Lesbian Cougar Story
Lesbian Cougar Story, c’est une histoire de désirs réciproques et de corps qui s’emmèlent, une histoire de deux femmes attirées toujours plus loin dans l’exploration non seulement de l’autre mais aussi et surtout de soi. Enfin, « histoire » n’est peut-être pas le terme adéquat de leur relation : « l’une résume leur passion à du sexe, quand l’autre voudrait la transformer en histoire » (quatrième de couverture).
Lolita, que la narratrice surnomme ainsi à la fois à cause de leur « abyssale différence d’âge » (p. 11) et parce que la jeune femme termine toutes ses phrases par « Lol », est psychologue de métier et « une ancienne grosse devenue mince grâce à l’opération nommée sleeve » (p. 15) :
Elle m’implante dans son existence quelques mois seulement après ce nouveau physique, cette nouvelle identité de femme. J’emploie exprès le verbe « implanter », car en quelque sorte je fais partie à ce moment-là de sa vie du traitement post-opératoire découlant de la sleeve. Elle me choisit pour apprendre à découvrir puis maîtriser les émois de sa chair nouvellement modelée par la minceur (p. 15-16).
La narratrice, qui se présente dès le départ comme étant « Martine Roffinella, écrivaine, lesbienne, coutumière des relations amoureuses chaotiques et ratées, où de préférence je laisse un maximum de plumes » (p. 12), tombe amoureuse de cette jeune femme qui s’est introduite dans sa vie de solitude, ponctuée de sorties avec le chien qui s’appelle Lechien.

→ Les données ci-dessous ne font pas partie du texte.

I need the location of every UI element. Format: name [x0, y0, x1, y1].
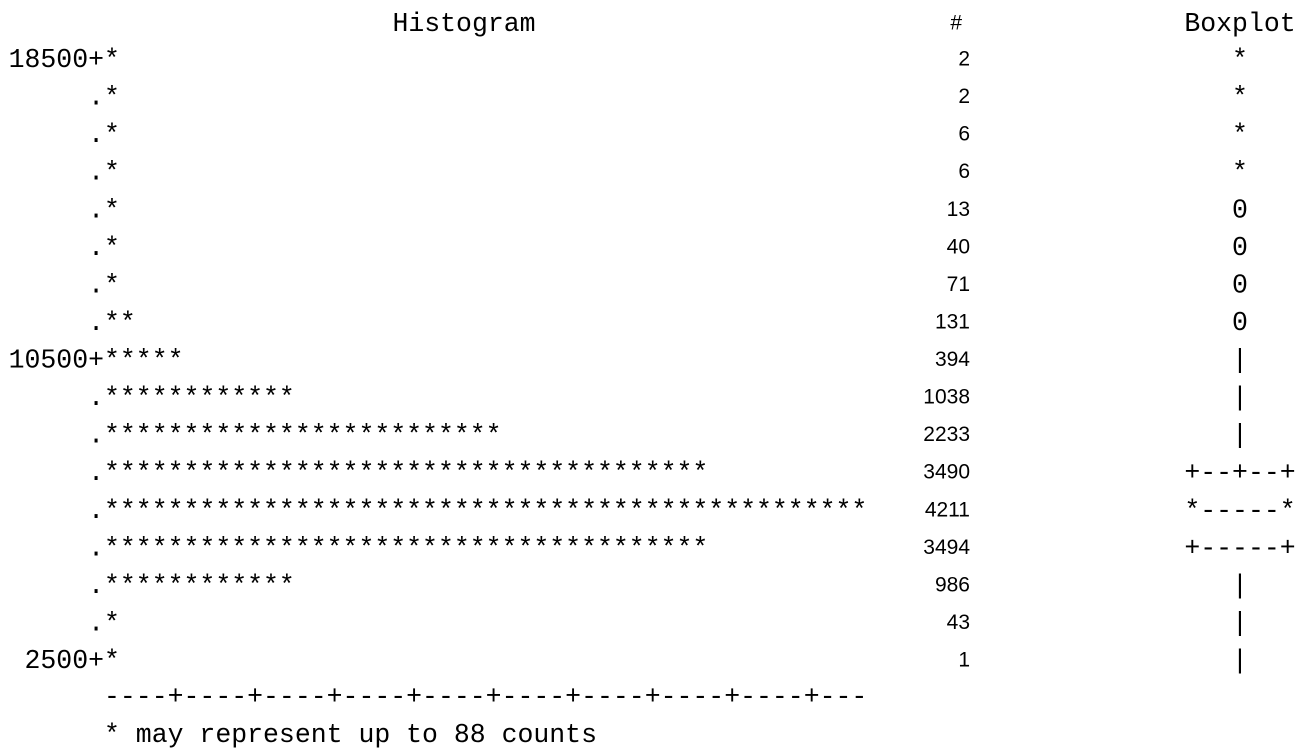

Quand Martine signe, « c’est par un simple « m » donc Lolita [l]’a surnommé m » (p. 13). Vite, ce m prend la place de Martine, la remplace en quelque sorte :
Au début de ma relation avec Lolita j’ai pourtant cru que derrière cette façon de m’appeler résidait une petite source poétique cachée – « m », « aime ». Quand elle me lançait m j’entendais aime, et oui j’avoue que cela me faisait un bien fou (p. 14).
Martine, ou plutôt m, « cherche à inscrire cet épisode de [s]a vie dans une histoire plus globale » (p. 67). Dans un très beau chapitre, elle compare leur amour à celle décrite par Yann Andréa pour Marguerite Duras dans Cet amour-là : « Ils avaient 38 années d’écart. Elle est morte en 1996, il est mort en 2014. Ils ont vécu seize années d’amour » (p. 84). Lolita n’est pas du tout du même avis et rétorque « Duras et compagnie je m’en fiche, on profite et point barre » (p. 87).
Le choc des cultures (musical, littéraire et, en particulier, langagier) est rendu avec justice dans ce livre où l’auteur prend autant de plaisir à puiser dans les sept arts que de décrire avec maints détails visuels, olfactifs, sensitifs les rencontres jouissifs entre les deux amantes.
Bien plus qu’un simple récit érotique, ce livre nous offre une réflexion sur la passion, il chante les louanges des cinq sens et il invite à réfléchir sur les relations humaines telles qu’elles sont et telles qu’elles pourraient être.